Suicidal thought was assessed through a question from the Patient Health Questionnaire for Adolescents (PHQ-A)18: “Has there been a time in the past month when you have had serious thoughts about ending your life?” Items for the other domains of the screen (injury risk, depression, and substance use) were drawn from publicly available, validated measures. Injury risk was measured by using items from the Youth Risk Behavior Survey (YRBS).2 Depressive symptoms were assessed by using the Centers for Epidemiologic Studies Depression Scale for Children (CES-DC), a 20-item depression-screening tool.19,20 The CES-DC has acceptable internal reliability, reasonable test-retest reliability, and moderate concurrent validity for adolescents.21 Substance use was measured by using items from the Comprehensive Addiction Severity Index for Adolescents (CASIA).22
Records of Triage Decisions
The suicide-prevention team maintained a log that described the triage status of each patient who answered yes to the question about suicidal thought, which indicated whether a mental health visit was recommended.

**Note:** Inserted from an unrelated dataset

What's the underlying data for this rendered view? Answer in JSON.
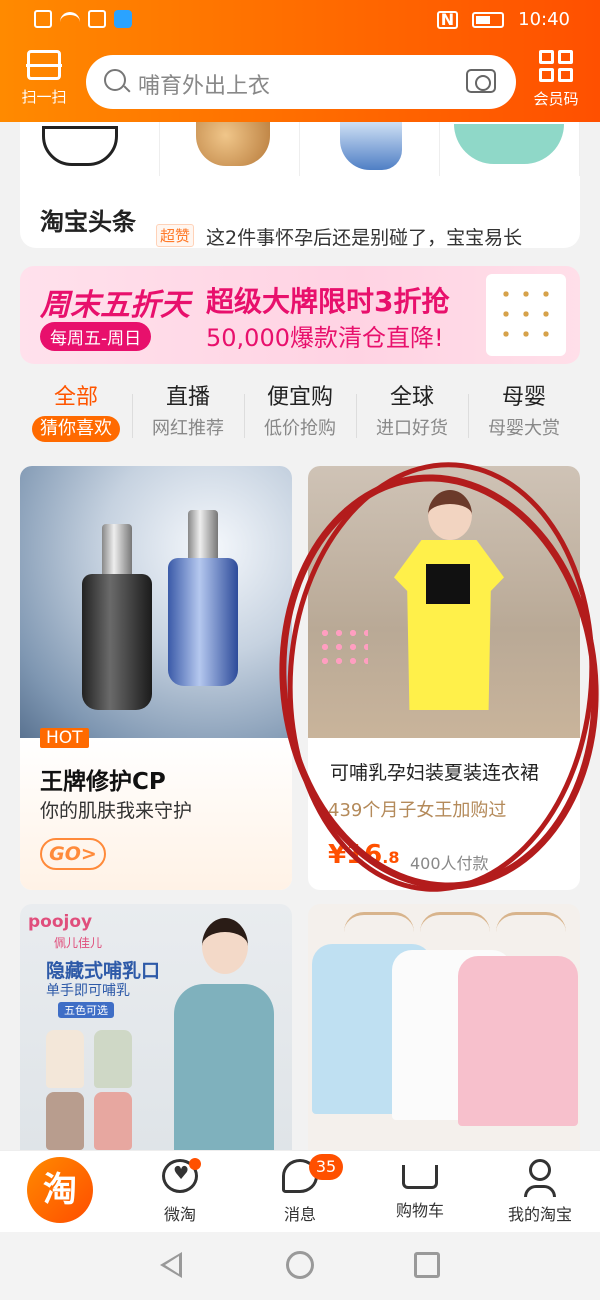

In a few cases, this log was incomplete, but we were able to determine the triage status of the patient from a questionnaire completed by the clinician after the visit with the family.
Records of Health Services Related to Suicide
We looked in the NCH's electronic health records for mental health services during the 6 months after the index visit. Although we missed records of mental health services at other institutions, NCH is the largest pediatric health provider in the region and by far the most likely source of specialty mental health services for youths in NCH-managed primary care practices. Finally, we looked for any record of a non–mental health service delivered at NCH that had a code indicating suicidal thought or behavior (Current Procedural Terminology codes E950.X or V62.84).

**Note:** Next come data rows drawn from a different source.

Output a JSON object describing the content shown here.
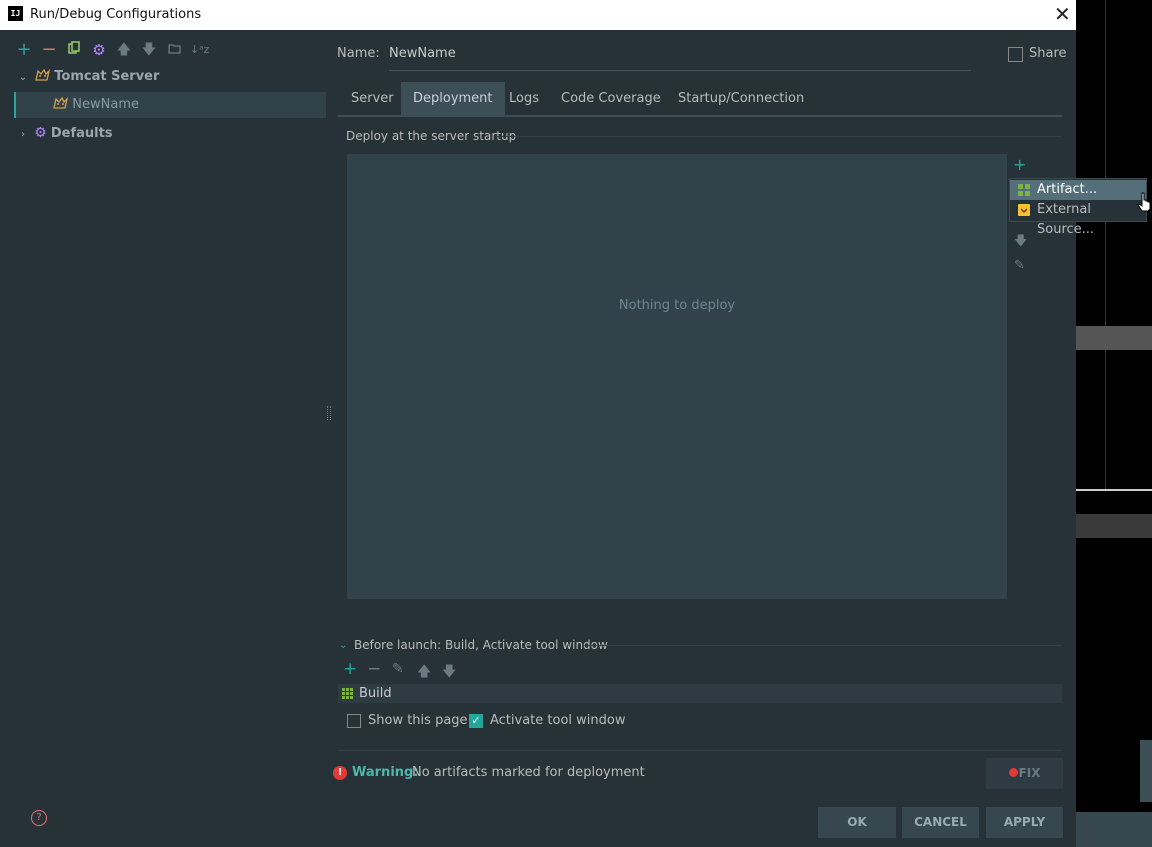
{
  "window": {
    "title": "Run/Debug Configurations",
    "logo": "IJ",
    "close_label": "✕"
  },
  "left_panel": {
    "toolbar_icons": [
      "add-icon",
      "remove-icon",
      "copy-icon",
      "settings-icon",
      "move-up-icon",
      "move-down-icon",
      "folder-icon",
      "sort-icon"
    ],
    "tree": [
      {
        "label": "Tomcat Server",
        "expanded": true,
        "icon": "tomcat-icon"
      },
      {
        "label": "NewName",
        "selected": true,
        "icon": "tomcat-icon"
      },
      {
        "label": "Defaults",
        "expanded": false,
        "icon": "gear-icon"
      }
    ]
  },
  "form": {
    "name_label": "Name:",
    "name_value": "NewName",
    "share_label": "Share",
    "share_checked": false
  },
  "tabs": [
    {
      "label": "Server",
      "active": false
    },
    {
      "label": "Deployment",
      "active": true
    },
    {
      "label": "Logs",
      "active": false
    },
    {
      "label": "Code Coverage",
      "active": false
    },
    {
      "label": "Startup/Connection",
      "active": false
    }
  ],
  "deployment": {
    "section_label": "Deploy at the server startup",
    "empty_text": "Nothing to deploy",
    "add_menu": [
      {
        "label": "Artifact...",
        "icon": "artifact-icon",
        "highlighted": true
      },
      {
        "label": "External Source...",
        "icon": "external-source-icon",
        "highlighted": false
      }
    ]
  },
  "before_launch": {
    "label": "Before launch: Build, Activate tool window",
    "tasks": [
      {
        "label": "Build",
        "icon": "build-icon"
      }
    ],
    "show_this_page_label": "Show this page",
    "show_this_page_checked": false,
    "activate_tool_window_label": "Activate tool window",
    "activate_tool_window_checked": true
  },
  "warning": {
    "label": "Warning:",
    "text": "No artifacts marked for deployment",
    "fix_label": "FIX"
  },
  "buttons": {
    "ok": "OK",
    "cancel": "CANCEL",
    "apply": "APPLY"
  },
  "colors": {
    "background": "#263238",
    "accent": "#26a69a",
    "selection": "#546e7a",
    "error": "#e53935"
  }
}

Figure 2 shows the flow of patients through the process of screening, triage, referral to mental health, and delivery of mental health services. Of the 1547 screened youths, data on the suicidal-thought question were missing for 44 youths (3%), usually because they did not complete the assessment before being called in to see the doctor. Table 1 provides demographic and clinical details about the 1503 youths who answered the suicidal-thought question.
Of these 1503 youths, 209 (14%) reported that they had had serious thoughts about taking their own lives in the previous month. Table 2 lists the factors associated with disclosure of suicidal thought. Patients who reported suicidal thought were more likely to be younger and female, to have used substances or carried weapons in the previous month, and to have been in a fight in the previous year. The strongest predictor, however, was symptoms of depression. When these factors were examined in a logistic regression, reports of suicide were associated with younger age (P < .001), fighting to injury (P = .002), and symptoms of depression (P < .0001). Overall, 182 of 209 (87%) youths who answered yes to the suicidal-thought question also reported at least 1 of the following problems: substance use; carrying a weapon; fighting that resulted in injury; or a CES-DC score of ≥16.
For 205 of the 209 (98%) youths who reported suicidal thought, the social workers spoke with the family and triaged the patient (for the remaining 4 youths we could not determine the disposition of the case). Among the 205 patients, 193 of the contacts (94%) occurred on the day of the primary care visit, 6 on the next day, and 3 within 5 days, and the dates of 3 triage contacts were missing.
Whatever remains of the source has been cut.